The words “winter vacation” can bring to mind relief and relaxation, a respite amid the cold days and early nights. They can conjure up sunny afternoons slicing down ski slopes or lounging on the beach.
Picking where to go is hard. Finding the money to go can be harder. Here are some tips on making the financial part of it work.
Save for the vacation
Putting aside $100 a week for 11½ months may seem harsh, but it’s softer than trying to pay off a $5,000 vacation in three months to minimize credit card interest. Many financial institutions, including the First National Bank and Trust Company of Newtown, offer targeted savings programs that remind you to save, pay a bit of interest and release your savings on a date of your choice.
Saving can be easy. Just skip one $50 restaurant dinner a week ($2,500), drop that workday-morning $4 latte ($1,000), pack a $2 lunch instead of buying an $8 sandwich ($1,500) and you have reached your goal.
Do your homework
Get online and nail down exactly what you want to do and how much it will cost. It’s irritating to find out that the cool excursion into that quaint village is not included in the cruise price and will cost you $100 a person. That’s a lot of margaritas. Note where your lodging is located; it might require cab fare to all the good places. Check on tipping protocol in foreign countries. These little extras can add up and become big downers.
Cards or cash?
Credit and debit cards can carry fees, especially outside of the country. But you’re also unlikely to travel with 50 $100 bills in your money belt. Investigate the ATM network in your destination (your bank might have an international partnership), and see about a credit card that doesn’t charge a foreign transaction fee.
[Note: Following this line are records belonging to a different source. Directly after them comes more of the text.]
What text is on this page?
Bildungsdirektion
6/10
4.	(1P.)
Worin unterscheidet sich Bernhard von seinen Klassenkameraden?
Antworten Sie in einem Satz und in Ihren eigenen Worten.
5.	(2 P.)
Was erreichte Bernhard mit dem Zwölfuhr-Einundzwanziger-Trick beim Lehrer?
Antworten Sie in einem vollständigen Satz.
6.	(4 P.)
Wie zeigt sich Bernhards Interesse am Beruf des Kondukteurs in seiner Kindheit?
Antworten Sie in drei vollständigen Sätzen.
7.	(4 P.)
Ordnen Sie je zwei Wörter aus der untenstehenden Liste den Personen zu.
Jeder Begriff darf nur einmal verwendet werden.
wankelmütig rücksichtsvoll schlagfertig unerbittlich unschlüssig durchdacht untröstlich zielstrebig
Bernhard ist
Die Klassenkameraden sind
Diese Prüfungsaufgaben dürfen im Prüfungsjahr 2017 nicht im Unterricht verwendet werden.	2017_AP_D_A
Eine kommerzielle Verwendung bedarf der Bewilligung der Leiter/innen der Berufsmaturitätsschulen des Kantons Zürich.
Buy early, but not too early. Generally speaking, somewhere between three months and 30 days before the departure date gets you the best price for domestic flights; add a month or two to each end for international travel. Last-minute bargains are rare. And if possible, try to avoid flying with the masses on Fridays and Sundays.
Speaking of timing …
For winter vacations, if you can, avoid Thanksgiving weekend and the days around Christmas and New Year’s. No one is giving you a deal then.
Instead, wait a few weeks. Check whether your child’s school has a break in February. Or see about taking the kids out for a week, provided they arrange for their schoolwork to be covered. A winter getaway — that you carefully save for — may be exactly what your family needs.